Avoiding Taxable Boot in a 1031 Exchange Closing

Tips to Prevent an Unexpected Tax Bill

We’ve all sold properties and are tempted to postpone paying expenses until closing when we can have the closing officer put them on the closing statement and just pay them from the sale proceeds. Unfortunately, when effecting a 1031 tax-deferred exchange, anything other than routine closing costs could trigger a taxable event. 

The Qualified Intermediary (QI) will provide the closing officer with instructions to make sure the transaction is documented as a 1031 exchange and not a taxable sale. Whenever possible, the QI always tries to review the closing statement prior to closing to address any potential red flags in advance of closing. More importantly, the QI wants to make sure the Exchanger does not receive or have rights to any of the exchange funds either directly or indirectly which create a taxable event.

Here are some tips to help you avoid an unexpected taxable event because of charges paid with 1031 exchange funds:

Commissions and Professional Fees: Real estate broker commissions, finder fees and other referral fees can be paid from exchange funds as normal. Exchange funds can also be used to pay the 1031 exchange fees as well as attorney and tax advisor expenses for work done on this transaction. 

Title Insurance & Related Closing Charges: Exchange funds can be used to pay for title insurance premiums and related closing agents fees, such as document preparation, notary fees and recording charges. Realty transfer taxes or stamps can also be paid. 

Hazard Insurance and Homeowner’s Association Fees: Condo association fees and fire, casualty and liability insurance premiums should not be paid from exchange funds as they are operating expenses.

Security Deposits and Rent Pro-Rations: These are not closing costs but a transfer of funds related to your rental business. These should be paid with additional funds brought to the closing table.

Funds Held in Escrow: Occasionally, the closing officer must withhold some of the proceeds for a repair or an outstanding item such as a past mortgage payoff that was not satisfied or a possible tax lien.

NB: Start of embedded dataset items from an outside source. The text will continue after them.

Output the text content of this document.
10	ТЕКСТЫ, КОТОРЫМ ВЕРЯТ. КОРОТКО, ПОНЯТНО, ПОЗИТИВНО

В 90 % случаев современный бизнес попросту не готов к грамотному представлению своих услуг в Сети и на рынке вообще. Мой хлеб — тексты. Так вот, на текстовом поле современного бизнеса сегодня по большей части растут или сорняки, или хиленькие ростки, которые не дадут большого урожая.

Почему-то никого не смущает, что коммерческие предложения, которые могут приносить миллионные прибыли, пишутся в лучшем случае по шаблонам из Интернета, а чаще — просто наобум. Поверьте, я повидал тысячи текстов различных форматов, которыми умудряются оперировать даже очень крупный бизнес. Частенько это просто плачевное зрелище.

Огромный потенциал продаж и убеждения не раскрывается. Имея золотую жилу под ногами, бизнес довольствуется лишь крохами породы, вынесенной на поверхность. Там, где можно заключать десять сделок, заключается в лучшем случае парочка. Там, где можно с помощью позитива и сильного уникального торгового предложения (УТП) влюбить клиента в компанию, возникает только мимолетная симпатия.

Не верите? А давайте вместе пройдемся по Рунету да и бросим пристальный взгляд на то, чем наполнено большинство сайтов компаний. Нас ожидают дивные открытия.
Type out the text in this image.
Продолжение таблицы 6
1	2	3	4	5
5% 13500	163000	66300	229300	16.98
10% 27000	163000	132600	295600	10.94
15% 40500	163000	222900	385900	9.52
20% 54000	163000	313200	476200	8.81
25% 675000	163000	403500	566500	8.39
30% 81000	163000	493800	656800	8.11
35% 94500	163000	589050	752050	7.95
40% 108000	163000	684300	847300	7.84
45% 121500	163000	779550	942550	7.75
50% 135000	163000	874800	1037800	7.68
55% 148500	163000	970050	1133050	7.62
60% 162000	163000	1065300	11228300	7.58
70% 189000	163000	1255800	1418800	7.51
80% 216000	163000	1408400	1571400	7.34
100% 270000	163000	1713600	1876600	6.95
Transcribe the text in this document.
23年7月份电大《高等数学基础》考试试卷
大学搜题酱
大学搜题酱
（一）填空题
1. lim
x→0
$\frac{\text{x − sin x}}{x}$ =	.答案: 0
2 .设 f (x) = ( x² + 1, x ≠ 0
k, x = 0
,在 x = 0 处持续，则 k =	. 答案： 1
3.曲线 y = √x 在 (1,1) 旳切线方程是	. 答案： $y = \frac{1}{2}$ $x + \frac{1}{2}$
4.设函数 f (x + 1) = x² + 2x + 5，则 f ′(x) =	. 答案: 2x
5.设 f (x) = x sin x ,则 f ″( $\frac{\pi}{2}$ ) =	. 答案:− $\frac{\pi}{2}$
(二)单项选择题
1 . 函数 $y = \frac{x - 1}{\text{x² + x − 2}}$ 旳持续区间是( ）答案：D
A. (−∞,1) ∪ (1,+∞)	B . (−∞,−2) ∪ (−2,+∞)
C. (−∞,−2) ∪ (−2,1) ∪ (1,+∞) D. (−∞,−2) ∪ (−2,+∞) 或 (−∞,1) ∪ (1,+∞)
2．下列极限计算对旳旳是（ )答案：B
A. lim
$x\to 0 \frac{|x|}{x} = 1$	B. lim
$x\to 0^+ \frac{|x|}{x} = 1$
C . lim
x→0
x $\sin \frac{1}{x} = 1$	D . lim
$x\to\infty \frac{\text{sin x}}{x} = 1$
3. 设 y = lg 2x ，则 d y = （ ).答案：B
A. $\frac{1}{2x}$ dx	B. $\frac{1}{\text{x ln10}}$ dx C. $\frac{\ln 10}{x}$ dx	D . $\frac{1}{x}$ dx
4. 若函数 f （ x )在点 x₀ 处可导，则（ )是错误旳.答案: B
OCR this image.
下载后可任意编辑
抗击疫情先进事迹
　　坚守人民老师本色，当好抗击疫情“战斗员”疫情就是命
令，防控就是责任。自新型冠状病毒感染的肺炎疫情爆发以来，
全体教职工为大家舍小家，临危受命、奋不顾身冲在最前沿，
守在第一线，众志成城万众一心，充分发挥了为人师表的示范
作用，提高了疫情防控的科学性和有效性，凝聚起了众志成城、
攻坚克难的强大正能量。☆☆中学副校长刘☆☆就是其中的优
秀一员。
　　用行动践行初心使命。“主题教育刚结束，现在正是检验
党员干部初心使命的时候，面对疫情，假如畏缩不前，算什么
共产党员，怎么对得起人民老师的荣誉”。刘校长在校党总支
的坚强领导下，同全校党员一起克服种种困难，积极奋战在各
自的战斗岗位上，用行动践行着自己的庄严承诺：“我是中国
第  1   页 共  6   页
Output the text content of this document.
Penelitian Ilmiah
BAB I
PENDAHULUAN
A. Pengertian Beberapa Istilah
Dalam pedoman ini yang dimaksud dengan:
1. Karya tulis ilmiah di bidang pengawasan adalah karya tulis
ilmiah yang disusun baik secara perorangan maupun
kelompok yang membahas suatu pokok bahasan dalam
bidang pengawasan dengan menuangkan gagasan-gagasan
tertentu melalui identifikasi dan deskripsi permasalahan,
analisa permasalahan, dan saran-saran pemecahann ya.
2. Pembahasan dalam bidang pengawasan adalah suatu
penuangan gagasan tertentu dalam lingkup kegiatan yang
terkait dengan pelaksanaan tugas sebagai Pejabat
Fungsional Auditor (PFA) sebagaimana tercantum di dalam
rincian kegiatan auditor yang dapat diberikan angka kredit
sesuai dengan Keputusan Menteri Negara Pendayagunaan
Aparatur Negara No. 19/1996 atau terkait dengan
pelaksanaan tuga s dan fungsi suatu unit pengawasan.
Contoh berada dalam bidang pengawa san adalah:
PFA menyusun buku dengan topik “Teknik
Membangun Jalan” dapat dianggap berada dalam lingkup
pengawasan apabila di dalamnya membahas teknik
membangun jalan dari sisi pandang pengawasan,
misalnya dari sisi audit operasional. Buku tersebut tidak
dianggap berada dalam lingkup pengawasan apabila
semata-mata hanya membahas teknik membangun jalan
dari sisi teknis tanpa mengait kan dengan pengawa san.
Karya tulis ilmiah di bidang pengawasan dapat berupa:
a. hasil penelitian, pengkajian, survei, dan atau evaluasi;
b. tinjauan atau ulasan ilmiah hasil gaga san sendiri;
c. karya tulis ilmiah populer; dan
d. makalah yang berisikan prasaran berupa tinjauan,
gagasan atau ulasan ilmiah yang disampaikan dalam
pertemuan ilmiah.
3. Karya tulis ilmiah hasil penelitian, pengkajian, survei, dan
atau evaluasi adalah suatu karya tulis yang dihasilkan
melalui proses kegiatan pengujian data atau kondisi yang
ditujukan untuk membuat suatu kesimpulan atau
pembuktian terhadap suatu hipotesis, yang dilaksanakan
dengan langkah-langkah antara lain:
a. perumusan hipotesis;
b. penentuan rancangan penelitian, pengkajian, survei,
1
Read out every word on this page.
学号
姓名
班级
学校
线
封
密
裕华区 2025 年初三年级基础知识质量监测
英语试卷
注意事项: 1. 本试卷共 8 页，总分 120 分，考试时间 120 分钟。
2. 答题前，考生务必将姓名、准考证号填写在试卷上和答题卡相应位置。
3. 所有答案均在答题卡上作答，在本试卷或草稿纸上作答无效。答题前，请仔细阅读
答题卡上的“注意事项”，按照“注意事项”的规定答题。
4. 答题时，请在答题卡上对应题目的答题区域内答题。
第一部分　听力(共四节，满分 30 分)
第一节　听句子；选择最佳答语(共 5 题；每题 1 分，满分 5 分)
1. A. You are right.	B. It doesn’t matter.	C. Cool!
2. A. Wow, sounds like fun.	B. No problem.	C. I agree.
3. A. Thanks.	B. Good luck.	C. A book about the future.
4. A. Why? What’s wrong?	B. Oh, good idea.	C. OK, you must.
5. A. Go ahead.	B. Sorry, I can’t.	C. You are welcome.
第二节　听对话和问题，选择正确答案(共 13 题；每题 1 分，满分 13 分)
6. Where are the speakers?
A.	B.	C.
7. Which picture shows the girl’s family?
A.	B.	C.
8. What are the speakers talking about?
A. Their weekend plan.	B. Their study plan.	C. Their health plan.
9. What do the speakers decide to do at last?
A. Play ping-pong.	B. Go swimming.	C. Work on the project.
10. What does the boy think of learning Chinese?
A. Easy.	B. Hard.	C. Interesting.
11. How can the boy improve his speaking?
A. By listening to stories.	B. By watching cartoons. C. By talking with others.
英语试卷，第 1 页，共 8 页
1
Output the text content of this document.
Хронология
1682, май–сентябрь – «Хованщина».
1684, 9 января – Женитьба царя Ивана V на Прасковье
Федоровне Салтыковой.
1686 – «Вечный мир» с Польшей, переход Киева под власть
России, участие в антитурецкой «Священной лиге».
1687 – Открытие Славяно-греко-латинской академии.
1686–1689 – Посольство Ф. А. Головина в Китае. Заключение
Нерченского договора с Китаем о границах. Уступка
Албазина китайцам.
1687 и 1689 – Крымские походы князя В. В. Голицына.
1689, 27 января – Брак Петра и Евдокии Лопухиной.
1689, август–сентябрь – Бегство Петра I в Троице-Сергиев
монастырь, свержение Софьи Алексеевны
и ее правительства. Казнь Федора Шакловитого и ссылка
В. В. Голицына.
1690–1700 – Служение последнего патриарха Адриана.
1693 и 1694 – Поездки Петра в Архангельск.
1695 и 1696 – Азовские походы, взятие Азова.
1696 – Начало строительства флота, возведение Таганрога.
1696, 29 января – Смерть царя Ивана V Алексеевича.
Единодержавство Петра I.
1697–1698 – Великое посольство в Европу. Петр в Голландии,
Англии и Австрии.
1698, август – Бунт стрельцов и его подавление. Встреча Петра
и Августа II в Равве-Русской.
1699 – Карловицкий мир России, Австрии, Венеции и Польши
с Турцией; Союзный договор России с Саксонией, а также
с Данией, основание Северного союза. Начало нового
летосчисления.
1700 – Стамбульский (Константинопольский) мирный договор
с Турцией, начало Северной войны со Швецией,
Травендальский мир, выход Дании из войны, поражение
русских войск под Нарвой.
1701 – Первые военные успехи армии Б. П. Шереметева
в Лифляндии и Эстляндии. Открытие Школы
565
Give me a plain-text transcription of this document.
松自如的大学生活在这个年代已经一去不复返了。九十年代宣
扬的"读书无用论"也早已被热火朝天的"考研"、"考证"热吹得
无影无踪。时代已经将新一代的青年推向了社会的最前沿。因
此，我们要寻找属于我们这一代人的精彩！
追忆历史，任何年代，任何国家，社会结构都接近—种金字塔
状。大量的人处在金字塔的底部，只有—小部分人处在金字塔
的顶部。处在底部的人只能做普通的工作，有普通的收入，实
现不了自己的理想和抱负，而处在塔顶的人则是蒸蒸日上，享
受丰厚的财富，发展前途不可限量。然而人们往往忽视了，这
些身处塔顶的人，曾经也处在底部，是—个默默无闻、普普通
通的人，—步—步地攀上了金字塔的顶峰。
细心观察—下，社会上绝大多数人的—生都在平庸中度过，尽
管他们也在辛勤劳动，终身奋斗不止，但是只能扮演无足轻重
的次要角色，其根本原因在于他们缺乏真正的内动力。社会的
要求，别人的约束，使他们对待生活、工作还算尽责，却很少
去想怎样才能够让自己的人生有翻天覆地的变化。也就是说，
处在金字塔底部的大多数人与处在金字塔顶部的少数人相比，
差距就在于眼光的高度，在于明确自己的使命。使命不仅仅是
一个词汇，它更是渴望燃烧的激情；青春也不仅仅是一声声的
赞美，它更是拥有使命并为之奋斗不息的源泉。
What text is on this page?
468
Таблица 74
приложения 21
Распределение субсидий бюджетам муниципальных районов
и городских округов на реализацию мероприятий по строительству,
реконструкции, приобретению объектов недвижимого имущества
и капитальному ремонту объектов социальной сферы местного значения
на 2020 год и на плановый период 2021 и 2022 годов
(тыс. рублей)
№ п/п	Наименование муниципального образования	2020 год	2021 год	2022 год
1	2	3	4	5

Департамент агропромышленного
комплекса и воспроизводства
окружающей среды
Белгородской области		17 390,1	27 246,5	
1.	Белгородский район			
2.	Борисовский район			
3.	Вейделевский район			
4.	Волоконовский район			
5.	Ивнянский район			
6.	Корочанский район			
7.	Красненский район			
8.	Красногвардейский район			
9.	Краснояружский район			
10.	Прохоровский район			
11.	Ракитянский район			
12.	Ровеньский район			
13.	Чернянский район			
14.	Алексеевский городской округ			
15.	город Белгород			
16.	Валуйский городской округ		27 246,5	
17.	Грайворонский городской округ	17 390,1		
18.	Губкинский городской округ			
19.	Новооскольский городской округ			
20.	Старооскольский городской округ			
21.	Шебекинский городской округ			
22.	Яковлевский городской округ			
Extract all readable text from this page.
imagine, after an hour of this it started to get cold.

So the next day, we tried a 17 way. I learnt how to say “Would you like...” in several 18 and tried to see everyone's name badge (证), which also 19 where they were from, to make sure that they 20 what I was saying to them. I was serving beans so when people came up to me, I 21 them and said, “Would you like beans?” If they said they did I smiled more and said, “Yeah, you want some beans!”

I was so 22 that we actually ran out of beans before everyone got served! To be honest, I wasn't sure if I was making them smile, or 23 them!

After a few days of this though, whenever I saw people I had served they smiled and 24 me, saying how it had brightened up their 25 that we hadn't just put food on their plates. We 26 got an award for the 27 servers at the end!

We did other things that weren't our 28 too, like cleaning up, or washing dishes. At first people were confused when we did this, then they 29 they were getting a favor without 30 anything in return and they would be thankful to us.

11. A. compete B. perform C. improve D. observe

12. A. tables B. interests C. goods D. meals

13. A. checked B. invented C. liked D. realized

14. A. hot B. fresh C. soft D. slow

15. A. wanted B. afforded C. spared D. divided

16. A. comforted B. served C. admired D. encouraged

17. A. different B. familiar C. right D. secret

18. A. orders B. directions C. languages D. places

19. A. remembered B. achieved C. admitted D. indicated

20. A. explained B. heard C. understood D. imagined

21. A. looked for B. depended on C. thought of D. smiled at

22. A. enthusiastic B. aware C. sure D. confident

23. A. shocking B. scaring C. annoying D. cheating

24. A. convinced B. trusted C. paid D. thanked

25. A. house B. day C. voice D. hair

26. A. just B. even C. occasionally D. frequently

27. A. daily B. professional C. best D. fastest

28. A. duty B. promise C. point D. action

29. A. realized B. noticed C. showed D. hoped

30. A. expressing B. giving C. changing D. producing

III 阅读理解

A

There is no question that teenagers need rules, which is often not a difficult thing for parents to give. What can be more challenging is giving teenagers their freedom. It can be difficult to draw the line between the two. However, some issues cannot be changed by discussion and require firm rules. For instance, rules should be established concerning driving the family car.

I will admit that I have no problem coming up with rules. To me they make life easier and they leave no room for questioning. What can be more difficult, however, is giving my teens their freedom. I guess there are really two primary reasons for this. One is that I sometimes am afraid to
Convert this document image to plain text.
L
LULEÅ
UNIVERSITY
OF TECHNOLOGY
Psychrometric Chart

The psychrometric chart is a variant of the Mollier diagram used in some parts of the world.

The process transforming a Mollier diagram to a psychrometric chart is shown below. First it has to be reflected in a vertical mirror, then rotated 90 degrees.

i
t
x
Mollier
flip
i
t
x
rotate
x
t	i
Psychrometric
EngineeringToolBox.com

If the escrow is expected to be for a short time and the escrow funds will be released before the replacement property is scheduled to be acquired, the escrow agreement should state that all remaining funds be paid directly to the QI and not the Exchanger. If the escrow may take quite a while to disburse or will definitely disburse after the replacement property is acquired, the Exchanger should put up the money from his own pocket to be held in escrow to prevent creating a taxable event. Any reimbursement made after the Exchanger acquired all replacement property can be paid directly to Exchanger as the 1031 exchange is already completed. Any reimbursement paid directly to Exchanger during the exchange is taxable.

Non-Resident Withholding: Some states have a Non-Resident Withholding Tax that must be paid when recording a deed. While most states have an exemption one could request when exchanging, if 1031 exchange funds are used to pay this withholding, it will likely create a taxable event. Learn more on non-resident withholding taxes. Learn more about non-resident withholdings.

Buyer Credits: There are many situations when the Exchanger is asked to provide a credit to the Buyer. The credit may be to help cover closing expenses or for needed repairs to the relinquished property. The credit can be paid from the sale proceeds and is treated as a reduction to the sale price and does not create a taxable event for the Exchanger.  

Mortgage Related Fees: Costs associated with a placing a mortgage on the replacement property, such as application fees and points, are not considered routine acquisition charges and may create a taxable event.

Appraisals and Environmental Studies: While many lenders require these in order to secure financing, unless the sales contract specifically requires the appraisal or environmental study, the cost cannot be paid from exchange funds. If the contract does not require them but the lender does, these are typically deemed a mortgage expense and may be subject to tax if paid from exchange funds.

Non-Transactional Expenses: Some Exchangers ask the closing agent to pay a variety of expenses from the sale proceeds that are not transactional expenses, such as the last electric bill, invoice for recent repairs and even credit card bills. Payment of these expenses will create a taxable event as they are not a routine closing expense. 

Role of the Qualified Intermediary (QI)

While 1031 CORP. does sign the closing statement as QI, it is up to the Exchanger to review and approve the charges. In all cases, you would discuss your transaction expenses with your tax advisor to determine what is best in your situation.